医用生体工学(BME)は、工学の基礎と医療分野の原則の利用です。医用生体工学は、医療機器の器具、製品、技術的方法を扱っています。ガイドライン2007/47/ECによる医療機器とは、あらゆる器具、装置、道具、ソフトウェア、素材、そしてまた単独及び他のものと組み合わされた、製造元が診断及び/または治療の特別の使用に限定したソフトウェアを含むもの、また製造元が、認識、予防、監視、治療や病気の緩和、損傷やハンディキャップ緩和目的とした人間への適切な利用に限定したもの、診断、解剖学的・生理学的な交換及び修正、妊娠の管理を目的とした、人体への薬学的・免疫学的・新陳代謝的方法を支援するための利用に限定したものです。

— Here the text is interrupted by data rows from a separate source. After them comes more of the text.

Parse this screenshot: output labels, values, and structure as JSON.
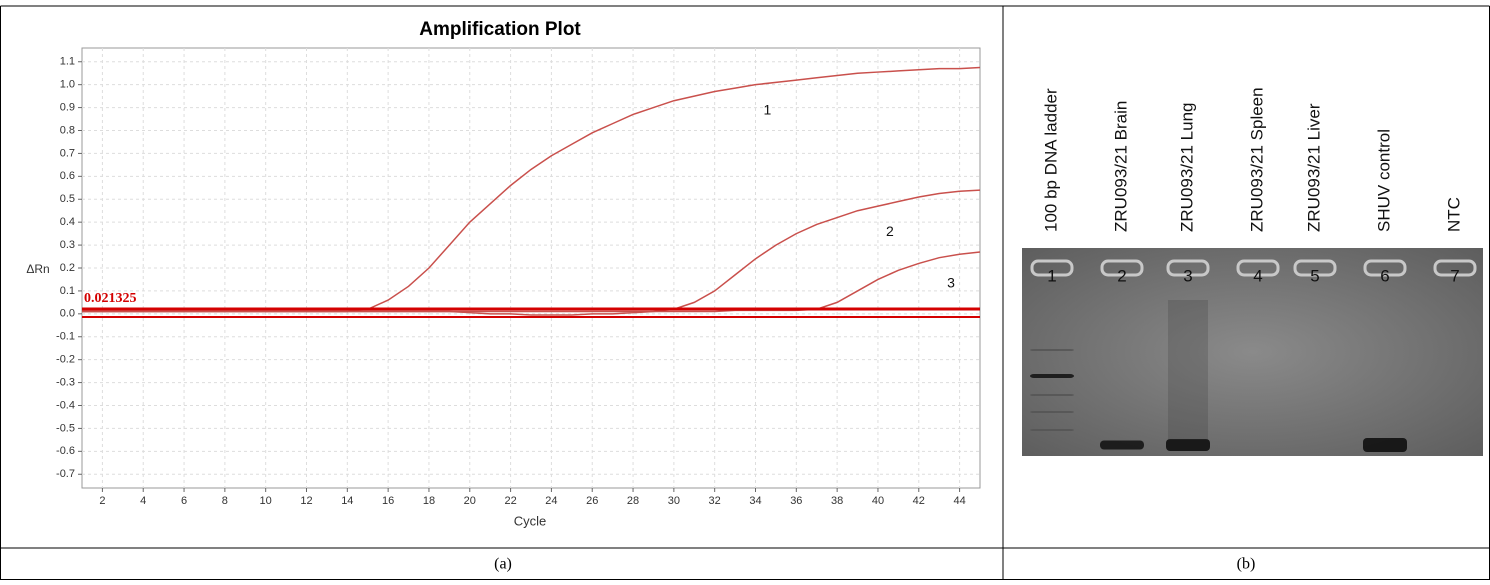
{
  "chart_data": {
    "type": "line",
    "title": "Amplification Plot",
    "x_label": "Cycle",
    "y_label": "ΔRn",
    "x": [
      1,
      2,
      3,
      4,
      5,
      6,
      7,
      8,
      9,
      10,
      11,
      12,
      13,
      14,
      15,
      16,
      17,
      18,
      19,
      20,
      21,
      22,
      23,
      24,
      25,
      26,
      27,
      28,
      29,
      30,
      31,
      32,
      33,
      34,
      35,
      36,
      37,
      38,
      39,
      40,
      41,
      42,
      43,
      44,
      45
    ],
    "series": [
      {
        "name": "1",
        "color": "#c9504c",
        "values": [
          0.01,
          0.01,
          0.01,
          0.01,
          0.01,
          0.01,
          0.01,
          0.01,
          0.01,
          0.01,
          0.01,
          0.01,
          0.01,
          0.01,
          0.02,
          0.06,
          0.12,
          0.2,
          0.3,
          0.4,
          0.48,
          0.56,
          0.63,
          0.69,
          0.74,
          0.79,
          0.83,
          0.87,
          0.9,
          0.93,
          0.95,
          0.97,
          0.985,
          1.0,
          1.01,
          1.02,
          1.03,
          1.04,
          1.05,
          1.055,
          1.06,
          1.065,
          1.07,
          1.07,
          1.075
        ]
      },
      {
        "name": "2",
        "color": "#c9504c",
        "values": [
          0.01,
          0.01,
          0.01,
          0.01,
          0.01,
          0.01,
          0.01,
          0.01,
          0.01,
          0.01,
          0.01,
          0.01,
          0.01,
          0.01,
          0.01,
          0.01,
          0.01,
          0.01,
          0.01,
          0.005,
          0.0,
          0.0,
          -0.005,
          -0.005,
          -0.005,
          0.0,
          0.0,
          0.005,
          0.01,
          0.02,
          0.05,
          0.1,
          0.17,
          0.24,
          0.3,
          0.35,
          0.39,
          0.42,
          0.45,
          0.47,
          0.49,
          0.51,
          0.525,
          0.535,
          0.54
        ]
      },
      {
        "name": "3",
        "color": "#c9504c",
        "values": [
          0.01,
          0.01,
          0.01,
          0.01,
          0.01,
          0.01,
          0.01,
          0.01,
          0.01,
          0.01,
          0.01,
          0.01,
          0.01,
          0.01,
          0.01,
          0.01,
          0.01,
          0.01,
          0.01,
          0.01,
          0.01,
          0.01,
          0.01,
          0.01,
          0.01,
          0.01,
          0.01,
          0.01,
          0.01,
          0.01,
          0.01,
          0.01,
          0.015,
          0.015,
          0.015,
          0.015,
          0.02,
          0.05,
          0.1,
          0.15,
          0.19,
          0.22,
          0.245,
          0.26,
          0.27
        ]
      }
    ],
    "threshold": 0.021325,
    "threshold_color": "#d40000",
    "xlim": [
      1,
      45
    ],
    "xticks": [
      2,
      4,
      6,
      8,
      10,
      12,
      14,
      16,
      18,
      20,
      22,
      24,
      26,
      28,
      30,
      32,
      34,
      36,
      38,
      40,
      42,
      44
    ],
    "ylim": [
      -0.76,
      1.16
    ],
    "yticks": [
      1.1,
      {
        "value": 1,
        "label": "1.0"
      },
      0.9,
      0.8,
      0.7,
      0.6,
      0.5,
      0.4,
      0.3,
      0.2,
      0.1,
      {
        "value": 0,
        "label": "0.0"
      },
      -0.1,
      -0.2,
      -0.3,
      -0.4,
      -0.5,
      -0.6,
      -0.7
    ],
    "grid": true
  },
  "gel": {
    "lane_labels": [
      "100 bp DNA ladder",
      "ZRU093/21 Brain",
      "ZRU093/21 Lung",
      "ZRU093/21  Spleen",
      "ZRU093/21 Liver",
      "SHUV control",
      "NTC"
    ],
    "lane_numbers": [
      "1",
      "2",
      "3",
      "4",
      "5",
      "6",
      "7"
    ]
  },
  "captions": [
    "(a)",
    "(b)"
  ]
}
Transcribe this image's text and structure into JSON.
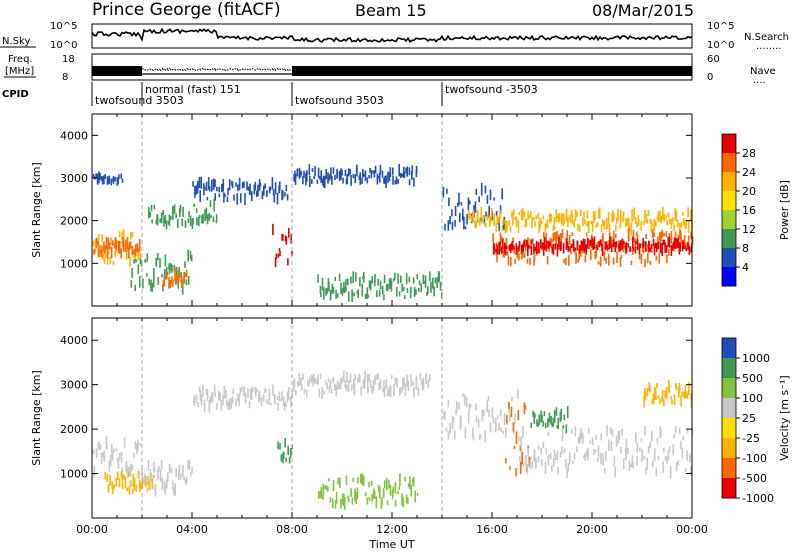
{
  "header": {
    "station": "Prince George (fitACF)",
    "beam": "Beam 15",
    "date": "08/Mar/2015"
  },
  "strips": {
    "nsky": {
      "label": "N.Sky",
      "ticks_left": [
        "10^5",
        "10^0"
      ],
      "ticks_right": [
        "10^5",
        "10^0"
      ],
      "right_label": "N.Search",
      "right_marker": "........"
    },
    "freq": {
      "label_line1": "Freq.",
      "label_line2": "[MHz]",
      "ticks_left": [
        "18",
        "8"
      ],
      "ticks_right": [
        "60",
        "0"
      ],
      "right_label": "Nave",
      "right_marker": "...."
    },
    "cpid": {
      "label": "CPID",
      "segments": [
        {
          "text": "twofsound 3503",
          "start": 0,
          "row": 1
        },
        {
          "text": "normal (fast) 151",
          "start": 2,
          "row": 0
        },
        {
          "text": "twofsound 3503",
          "start": 8,
          "row": 1
        },
        {
          "text": "twofsound -3503",
          "start": 14,
          "row": 0
        }
      ]
    }
  },
  "chart_data": [
    {
      "type": "heatmap",
      "name": "power-panel",
      "ylabel": "Slant Range [km]",
      "yticks": [
        1000,
        2000,
        3000,
        4000
      ],
      "ylim": [
        0,
        4500
      ],
      "xlim": [
        0,
        24
      ],
      "colorbar": {
        "label": "Power [dB]",
        "ticks": [
          "28",
          "24",
          "20",
          "16",
          "12",
          "8",
          "4"
        ],
        "colors": [
          "#e60000",
          "#ff6600",
          "#ffb300",
          "#ffe000",
          "#9ed32f",
          "#3c9a54",
          "#1f4fb4",
          "#0000ff"
        ]
      },
      "scatter_bands": [
        {
          "t0": 0.0,
          "t1": 1.9,
          "r0": 1000,
          "r1": 1700,
          "color": "#ffb300"
        },
        {
          "t0": 0.0,
          "t1": 1.9,
          "r0": 1200,
          "r1": 1500,
          "color": "#ff6600"
        },
        {
          "t0": 0.0,
          "t1": 1.2,
          "r0": 2900,
          "r1": 3050,
          "color": "#1f4fb4"
        },
        {
          "t0": 1.5,
          "t1": 4.0,
          "r0": 400,
          "r1": 1200,
          "color": "#3c9a54"
        },
        {
          "t0": 2.8,
          "t1": 3.8,
          "r0": 500,
          "r1": 800,
          "color": "#ff6600"
        },
        {
          "t0": 2.2,
          "t1": 5.0,
          "r0": 1800,
          "r1": 2400,
          "color": "#3c9a54"
        },
        {
          "t0": 4.0,
          "t1": 7.8,
          "r0": 2500,
          "r1": 2900,
          "color": "#1f4fb4"
        },
        {
          "t0": 7.2,
          "t1": 8.0,
          "r0": 1000,
          "r1": 1800,
          "color": "#e60000"
        },
        {
          "t0": 8.0,
          "t1": 13.0,
          "r0": 2900,
          "r1": 3200,
          "color": "#1f4fb4"
        },
        {
          "t0": 9.0,
          "t1": 14.0,
          "r0": 200,
          "r1": 700,
          "color": "#3c9a54"
        },
        {
          "t0": 14.0,
          "t1": 16.5,
          "r0": 1800,
          "r1": 2800,
          "color": "#1f4fb4"
        },
        {
          "t0": 15.0,
          "t1": 24.0,
          "r0": 1800,
          "r1": 2200,
          "color": "#ffb300"
        },
        {
          "t0": 16.0,
          "t1": 24.0,
          "r0": 1000,
          "r1": 1700,
          "color": "#ff6600"
        },
        {
          "t0": 16.0,
          "t1": 24.0,
          "r0": 1300,
          "r1": 1500,
          "color": "#e60000"
        }
      ]
    },
    {
      "type": "heatmap",
      "name": "velocity-panel",
      "ylabel": "Slant Range [km]",
      "yticks": [
        1000,
        2000,
        3000,
        4000
      ],
      "ylim": [
        0,
        4500
      ],
      "xlim": [
        0,
        24
      ],
      "xlabel": "Time UT",
      "xticks": [
        "00:00",
        "04:00",
        "08:00",
        "12:00",
        "16:00",
        "20:00",
        "00:00"
      ],
      "colorbar": {
        "label": "Velocity [m s⁻¹]",
        "ticks": [
          "1000",
          "500",
          "100",
          "25",
          "-25",
          "-100",
          "-500",
          "-1000"
        ],
        "colors": [
          "#1f4fb4",
          "#3c9a54",
          "#7fc43c",
          "#c8c8c8",
          "#ffe000",
          "#ffb300",
          "#ff6600",
          "#e60000"
        ]
      },
      "scatter_bands": [
        {
          "t0": 0.0,
          "t1": 2.0,
          "r0": 1000,
          "r1": 1700,
          "color": "#c8c8c8"
        },
        {
          "t0": 0.5,
          "t1": 2.5,
          "r0": 600,
          "r1": 1000,
          "color": "#ffb300"
        },
        {
          "t0": 2.0,
          "t1": 4.0,
          "r0": 600,
          "r1": 1200,
          "color": "#c8c8c8"
        },
        {
          "t0": 4.0,
          "t1": 8.0,
          "r0": 2500,
          "r1": 2900,
          "color": "#c8c8c8"
        },
        {
          "t0": 7.4,
          "t1": 8.0,
          "r0": 1300,
          "r1": 1700,
          "color": "#3c9a54"
        },
        {
          "t0": 8.0,
          "t1": 13.5,
          "r0": 2800,
          "r1": 3200,
          "color": "#c8c8c8"
        },
        {
          "t0": 9.0,
          "t1": 13.0,
          "r0": 300,
          "r1": 900,
          "color": "#7fc43c"
        },
        {
          "t0": 14.0,
          "t1": 17.0,
          "r0": 1800,
          "r1": 2800,
          "color": "#c8c8c8"
        },
        {
          "t0": 16.5,
          "t1": 17.5,
          "r0": 1000,
          "r1": 2600,
          "color": "#ff6600"
        },
        {
          "t0": 17.5,
          "t1": 19.0,
          "r0": 2000,
          "r1": 2400,
          "color": "#3c9a54"
        },
        {
          "t0": 17.0,
          "t1": 24.0,
          "r0": 1000,
          "r1": 2000,
          "color": "#c8c8c8"
        },
        {
          "t0": 22.0,
          "t1": 24.0,
          "r0": 2600,
          "r1": 3000,
          "color": "#ffb300"
        }
      ]
    }
  ]
}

能動的に埋め込まれる医療機器は、ガイドライン90/385/ECにより、体外診断用医療機器はIVDガイドラインによって定められており、それらはガイドライン2007/47/ECの「医療機器」にはあたりません。ドイツとオーストリアでは医療機器に関連することを法律によって定めています。
医用生体工学は、とりわけ次の分野において多く研究されています。医療情報学、生理学的信号の信号処理、生体力学、生体材料、システム分析、3Dモデルの製造、画像処理技術、細胞・組織工学、臨床工学、あらゆる種類の義肢生産、デンタルインプラント、治療・診断用人口内耳、人工ペースメーカー、輸液ポンプ、心肺バイパス、透析装置、人工臓器、視覚補助。